The March 2012 movie titled “Bully” is currently awash in a sea of controversy. The movie details the lives of several American children who are faced with cruel bullying on a regular basis, and it documents the harm that bullying can cause to the delicate emotional health of children and teens. It sends a powerful message, one that is sure to have an impact on teens and parents everywhere.

So what’s the problem?

Well, the problem is, the movie received an R rating* (initially, see April 6 update below) from the Motion Picture Association of America (MPAA). This rating would have meant that the movie would be off limits to unaccompanied children and teens, meaning the movie’s message will be inaccessible to those who need to hear it the most.

An R rating also means that parents who aren’t familiar with the movie would likely forbid their children from seeing the film (based on the rating alone) without understanding that they are depriving their children of an important message.

Furthermore, many areas have rules prohibiting teachers from screening R-rated movies in the classroom, so this rating would have also prevented schools- arguably the place where most bullying takes place- from showing the film.

As a result, the film’s distributor ultimately decided to release the film without a rating.

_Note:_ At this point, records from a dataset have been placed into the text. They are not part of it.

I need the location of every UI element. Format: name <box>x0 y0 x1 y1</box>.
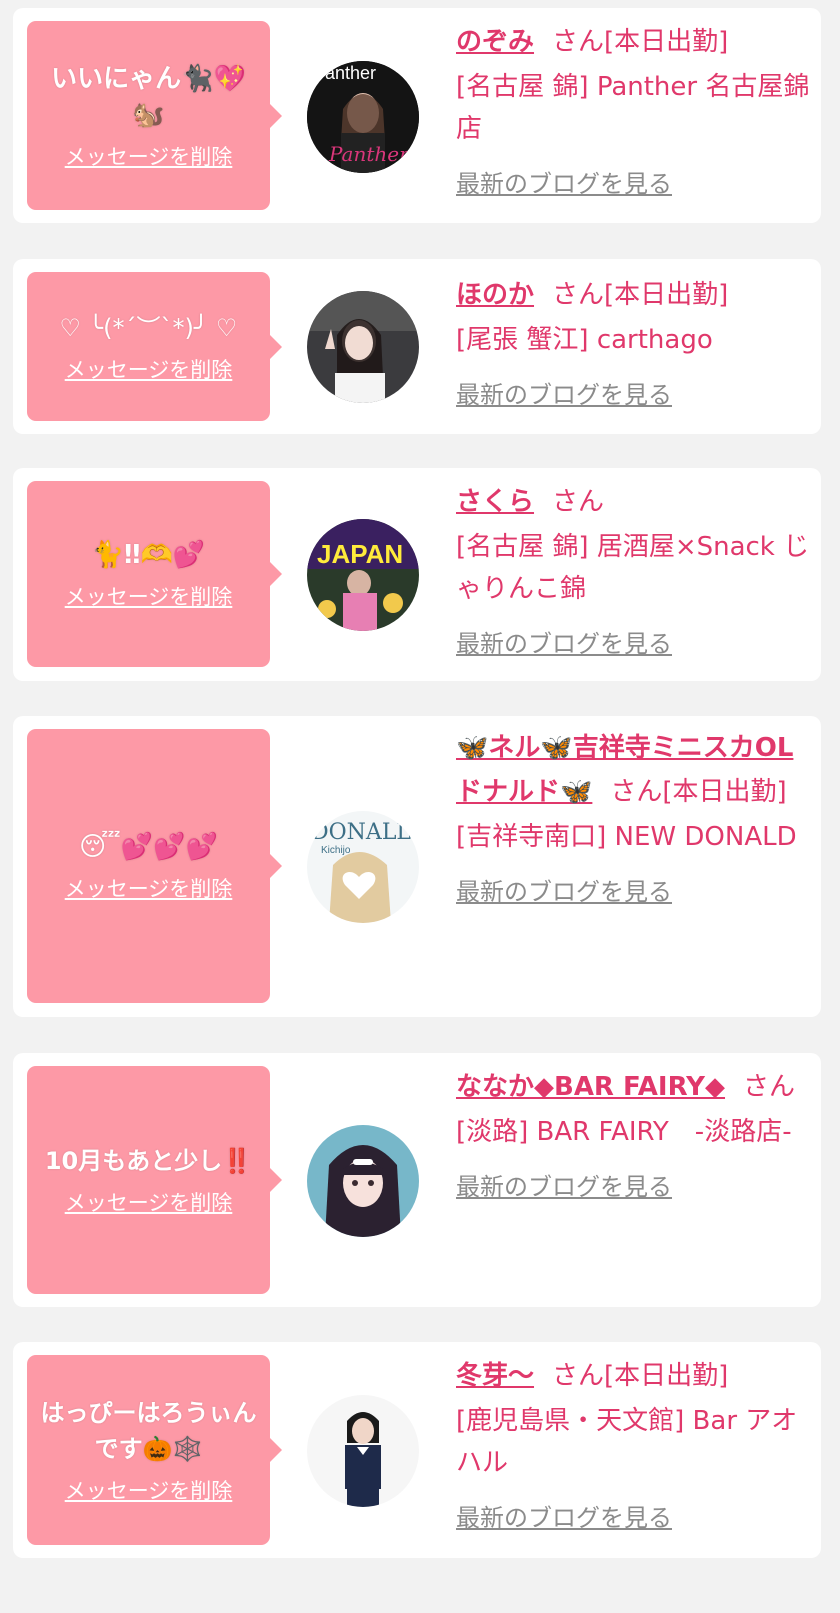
message-bubble: 10月もあと少し‼️ メッセージを削除 <box>27 1066 282 1294</box>
message-text: はっぴーはろうぃんです🎃🕸️ <box>40 1399 257 1463</box>
honorific-status: さん[本日出勤] <box>552 280 729 310</box>
honorific-status: さん <box>743 1072 796 1102</box>
svg-text:Panther: Panther <box>328 142 410 166</box>
cast-name-link[interactable]: ななか◆BAR FAIRY◆ <box>456 1072 725 1102</box>
favorite-card: ♡ ╰(*´︶`*)╯ ♡ メッセージを削除 ほのか さん[本日出勤] [尾張 蟹… <box>13 259 821 434</box>
svg-text:Panther: Panther <box>313 63 376 83</box>
honorific-status: さん[本日出勤] <box>552 1361 729 1391</box>
avatar[interactable]: Panther Panther <box>307 61 419 173</box>
avatar[interactable] <box>307 1125 419 1237</box>
avatar-image: JAPAN <box>307 519 419 631</box>
svg-text:DONALL: DONALL <box>311 820 411 845</box>
avatar-image: DONALL Kichijo <box>307 811 419 923</box>
avatar-image <box>307 291 419 403</box>
message-text: 🐈‼︎🫶💕 <box>91 540 206 570</box>
delete-message-link[interactable]: メッセージを削除 <box>65 1187 233 1217</box>
cast-info: ななか◆BAR FAIRY◆ さん [淡路] BAR FAIRY -淡路店- 最新… <box>456 1065 816 1202</box>
shop-name: [鹿児島県・天文館] Bar アオハル <box>456 1406 798 1478</box>
message-text: 😴💕💕💕 <box>79 832 218 862</box>
shop-name: [吉祥寺南口] NEW DONALD <box>456 822 797 852</box>
message-bubble: ♡ ╰(*´︶`*)╯ ♡ メッセージを削除 <box>27 272 282 421</box>
avatar[interactable]: DONALL Kichijo <box>307 811 419 923</box>
name-line: ほのか さん[本日出勤] <box>456 273 816 317</box>
favorite-card: 10月もあと少し‼️ メッセージを削除 ななか◆BAR FAIRY◆ さん [淡路… <box>13 1053 821 1307</box>
honorific-status: さん <box>552 487 605 517</box>
svg-text:Kichijo: Kichijo <box>321 845 351 856</box>
message-bubble: 😴💕💕💕 メッセージを削除 <box>27 729 282 1003</box>
message-bubble: 🐈‼︎🫶💕 メッセージを削除 <box>27 481 282 667</box>
cast-name-link[interactable]: ほのか <box>456 280 534 310</box>
latest-blog-link[interactable]: 最新のブログを見る <box>456 1167 672 1202</box>
delete-message-link[interactable]: メッセージを削除 <box>65 354 233 384</box>
favorite-card: 😴💕💕💕 メッセージを削除 DONALL Kichijo 🦋ネル🦋吉祥寺ミニスカ… <box>13 716 821 1017</box>
avatar-image <box>307 1125 419 1237</box>
delete-message-link[interactable]: メッセージを削除 <box>65 873 233 903</box>
name-line: 🦋ネル🦋吉祥寺ミニスカOLドナルド🦋 さん[本日出勤] <box>456 726 816 814</box>
favorite-card: 🐈‼︎🫶💕 メッセージを削除 JAPAN さくら さん [名古屋 錦] 居酒屋×S… <box>13 468 821 681</box>
delete-message-link[interactable]: メッセージを削除 <box>65 1475 233 1505</box>
shop-name: [名古屋 錦] Panther 名古屋錦店 <box>456 72 810 144</box>
avatar[interactable]: JAPAN <box>307 519 419 631</box>
latest-blog-link[interactable]: 最新のブログを見る <box>456 624 672 659</box>
avatar[interactable] <box>307 291 419 403</box>
avatar-image: Panther Panther <box>307 61 419 173</box>
svg-text:JAPAN: JAPAN <box>317 539 403 569</box>
message-text: 10月もあと少し‼️ <box>44 1147 253 1175</box>
shop-name: [淡路] BAR FAIRY -淡路店- <box>456 1117 792 1147</box>
cast-name-link[interactable]: のぞみ <box>456 27 534 57</box>
honorific-status: さん[本日出勤] <box>552 27 729 57</box>
cast-info: のぞみ さん[本日出勤] [名古屋 錦] Panther 名古屋錦店 最新のブログ… <box>456 20 816 199</box>
name-line: ななか◆BAR FAIRY◆ さん <box>456 1065 816 1109</box>
message-bubble: いいにゃん🐈‍⬛💖🐿️ メッセージを削除 <box>27 21 282 210</box>
cast-info: さくら さん [名古屋 錦] 居酒屋×Snack じゃりんこ錦 最新のブログを見る <box>456 480 816 659</box>
shop-name: [尾張 蟹江] carthago <box>456 325 713 355</box>
latest-blog-link[interactable]: 最新のブログを見る <box>456 375 672 410</box>
cast-info: 🦋ネル🦋吉祥寺ミニスカOLドナルド🦋 さん[本日出勤] [吉祥寺南口] NEW D… <box>456 726 816 907</box>
name-line: さくら さん <box>456 480 816 524</box>
cast-name-link[interactable]: 冬芽〜 <box>456 1361 534 1391</box>
cast-info: ほのか さん[本日出勤] [尾張 蟹江] carthago 最新のブログを見る <box>456 273 816 410</box>
name-line: 冬芽〜 さん[本日出勤] <box>456 1354 816 1398</box>
latest-blog-link[interactable]: 最新のブログを見る <box>456 872 672 907</box>
delete-message-link[interactable]: メッセージを削除 <box>65 141 233 171</box>
honorific-status: さん[本日出勤] <box>610 777 787 807</box>
cast-info: 冬芽〜 さん[本日出勤] [鹿児島県・天文館] Bar アオハル 最新のブログを見… <box>456 1354 816 1533</box>
favorite-card: はっぴーはろうぃんです🎃🕸️ メッセージを削除 冬芽〜 さん[本日出勤] [鹿児島… <box>13 1342 821 1558</box>
latest-blog-link[interactable]: 最新のブログを見る <box>456 164 672 199</box>
avatar[interactable] <box>307 1395 419 1507</box>
name-line: のぞみ さん[本日出勤] <box>456 20 816 64</box>
delete-message-link[interactable]: メッセージを削除 <box>65 581 233 611</box>
latest-blog-link[interactable]: 最新のブログを見る <box>456 1498 672 1533</box>
favorite-card: いいにゃん🐈‍⬛💖🐿️ メッセージを削除 Panther Panther のぞみ… <box>13 8 821 223</box>
message-text: ♡ ╰(*´︶`*)╯ ♡ <box>59 313 238 342</box>
cast-name-link[interactable]: さくら <box>456 487 534 517</box>
avatar-image <box>307 1395 419 1507</box>
shop-name: [名古屋 錦] 居酒屋×Snack じゃりんこ錦 <box>456 532 810 604</box>
message-bubble: はっぴーはろうぃんです🎃🕸️ メッセージを削除 <box>27 1355 282 1545</box>
message-text: いいにゃん🐈‍⬛💖🐿️ <box>51 63 246 130</box>
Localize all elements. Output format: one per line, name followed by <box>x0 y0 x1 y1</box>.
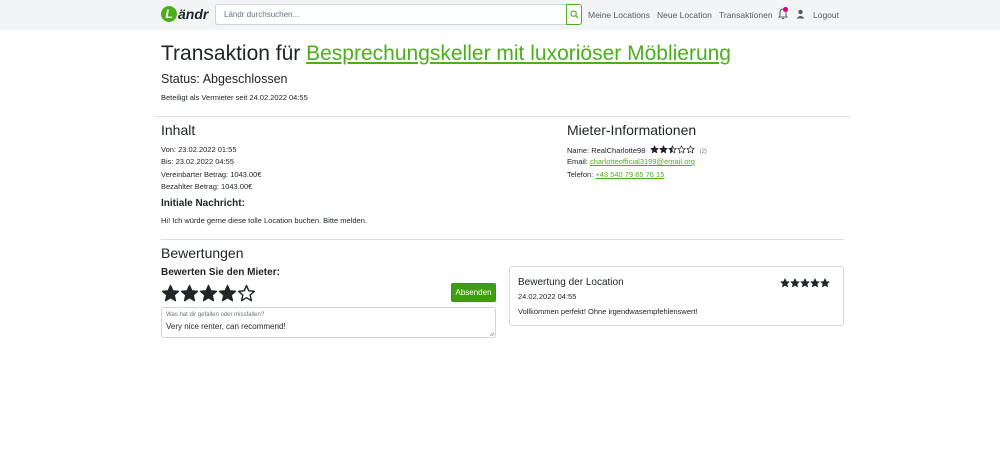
star-filled-icon <box>810 278 820 288</box>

This raised a few new problems, however, as unrated films are often associated with the dreaded NC-17 rating reserved for adult films (usually pornography). Most movie theaters nationwide therefore decline to show movies that are unrated. But please understand that this movie is not pornography, and despite the R rating, it is also not a film meant for adults alone.

Why did the film get such a harsh rating?

The reason that “Bully” received and R rating is that the film contains some crude language. Specifically, there are some scenes (not many, but some) where young people are shown using the “F word.” While no parent wants their child exposed to such harsh language, it is important to look past the language itself and see what it represents.

Remember, when the film’s distributors received the R rating, they had the option of editing or removing the controversial language. This would have lessened the severity of the rating, and as a result, the movie would have been available to a much wider audience, thus increasing profits.

But here’s the thing: The distributors didn’t care about profits so much as they cared about the film’s important message. This message, they argue, needs to be made available to children and teens in as pure a form as possible, and sanitizing the language serves to strip the film of some of its meaning. Bullying is harsh, and the language of bullying is equally so.

The language is not ideal, and no parent wants to expose their child to dirty words. But most children, whether we like to admit it or not, are exposed to this type of language on almost a daily basis. And some of those children, like the ones portrayed in this movie, are exposed to this language as the victims of bullying.

That’s exactly the point this movie is trying to make, that although bullying is an uncomfortable topic, it is intolerable and must be addressed. As a parent, it is important to remember that this type of language is not being thrown around without purpose: It is coming from children, and it is directed at other children, often the victims of bullying.

Only you know your child, of course. But if your son or daughter is of reasonable age and you prohibit them from seeing this movie to shelter them from the occasional curse word, you could be doing them a grave disservice.

*April 6, 2012 update: According to the Weinstein Company website (produced the film), the MPAA has lowered the R rating to PG-13 without the director, Lee Hirsch, having to edit a controversial but plot crucial scene that involves a boy being bullied on a bus. This is a key victory for parents, educators and victims of bullying.